Dit betekent dat de veroordeelde deze taakstraf heeft uitgevoerd, ofwel dat op grond van artikel 6:3:3 van het Wetboek van Strafvordering de tenuitvoerlegging van de vervangende hechtenis is bevolen.
3. Van het eerste en tweede lid kan worden afgeweken indien naast de taakstraf een onvoorwaardelijke vrijheidsstraf of vrijheidsbenemende maatregel wordt opgelegd.
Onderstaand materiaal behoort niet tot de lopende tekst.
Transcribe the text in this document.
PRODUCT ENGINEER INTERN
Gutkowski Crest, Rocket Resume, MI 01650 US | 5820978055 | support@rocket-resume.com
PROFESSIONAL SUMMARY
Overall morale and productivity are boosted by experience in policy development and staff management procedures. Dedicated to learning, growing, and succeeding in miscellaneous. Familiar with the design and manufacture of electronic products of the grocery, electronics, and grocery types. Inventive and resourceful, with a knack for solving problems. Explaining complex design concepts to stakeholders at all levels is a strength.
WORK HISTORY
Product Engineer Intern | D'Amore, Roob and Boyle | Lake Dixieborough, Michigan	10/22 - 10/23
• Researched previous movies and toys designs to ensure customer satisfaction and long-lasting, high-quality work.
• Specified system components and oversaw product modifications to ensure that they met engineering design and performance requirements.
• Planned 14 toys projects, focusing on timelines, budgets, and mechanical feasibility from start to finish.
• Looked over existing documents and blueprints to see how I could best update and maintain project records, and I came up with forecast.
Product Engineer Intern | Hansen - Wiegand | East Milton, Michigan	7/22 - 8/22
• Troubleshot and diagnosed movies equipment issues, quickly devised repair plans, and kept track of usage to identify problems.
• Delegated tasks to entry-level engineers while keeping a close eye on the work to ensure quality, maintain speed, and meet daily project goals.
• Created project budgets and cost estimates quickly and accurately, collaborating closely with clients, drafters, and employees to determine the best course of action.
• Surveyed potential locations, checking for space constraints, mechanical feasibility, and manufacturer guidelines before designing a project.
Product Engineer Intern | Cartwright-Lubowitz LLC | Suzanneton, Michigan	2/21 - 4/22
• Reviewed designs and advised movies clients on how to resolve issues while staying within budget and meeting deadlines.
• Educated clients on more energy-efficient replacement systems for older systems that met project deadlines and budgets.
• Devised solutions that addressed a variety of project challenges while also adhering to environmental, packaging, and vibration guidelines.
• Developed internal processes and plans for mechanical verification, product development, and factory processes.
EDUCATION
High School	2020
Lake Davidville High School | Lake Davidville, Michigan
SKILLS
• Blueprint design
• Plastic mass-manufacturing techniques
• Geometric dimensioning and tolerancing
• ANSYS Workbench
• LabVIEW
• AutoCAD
Dit betekent dat van het eerste en tweede lid kan worden afgeweken, als naast de taakstraf een onvoorwaardelijke vrijheidsstraf of een vrijheidsbenemende maatregel wordt opgelegd.
Gerelateerde rechtspraak
ECLI:NL:HR:2018:202 - Taakstrafverbod: minimale gevangenisstraf van één dag volstaat bij ernstige delicten
De Hoge Raad oordeelt dat artikel 22b, derde lid, Sr de rechter toestaat een taakstraf op te leggen voor een ernstig zedenmisdrijf, mits gecombineerd met een onvoorwaardelijke gevangenisstraf. De wet vereist geen "substantiële" gevangenisstraf; de wettelijke minimumduur van één dag volstaat.
ECLI:NL:HR:2019:255
ECLI:NL:HR:2017:66 - Taakstrafverbod en de invulling van 'ernstige inbreuk op lichamelijke integriteit'
Voor het taakstrafverbod van art. 22b Sr is een daadwerkelijke ernstige inbreuk op de lichamelijke integriteit vereist. De Hoge Raad oordeelt echter dat een strafoplegging ook standhoudt als deze, los van de toepassing van art. 22b Sr, voldoende is gemotiveerd op grond van de algehele ernst van de feiten.
ECLI:NL:HR:2018:373
ECLI:NL:HR:2014:3539
ECLI:NL:HR:2019:1006
ECLI:NL:HR:2018:152
ECLI:NL:HR:2016:2524
ECLI:NL:HR:2014:186
ECLI:NL:HR:2021:67 - Foutief toegepast taakstrafverbod leidt niet tot cassatie door overweging ten overvloede
Het hof paste ten onrechte het taakstrafverbod van art. 22b Sr toe, omdat de feiten van vóór de inwerkingtreding van de wet dateerden. De Hoge Raad oordeelt echter dat de verdachte geen belang heeft bij zijn klacht, omdat het hof de taakstraf sowieso niet passend vond.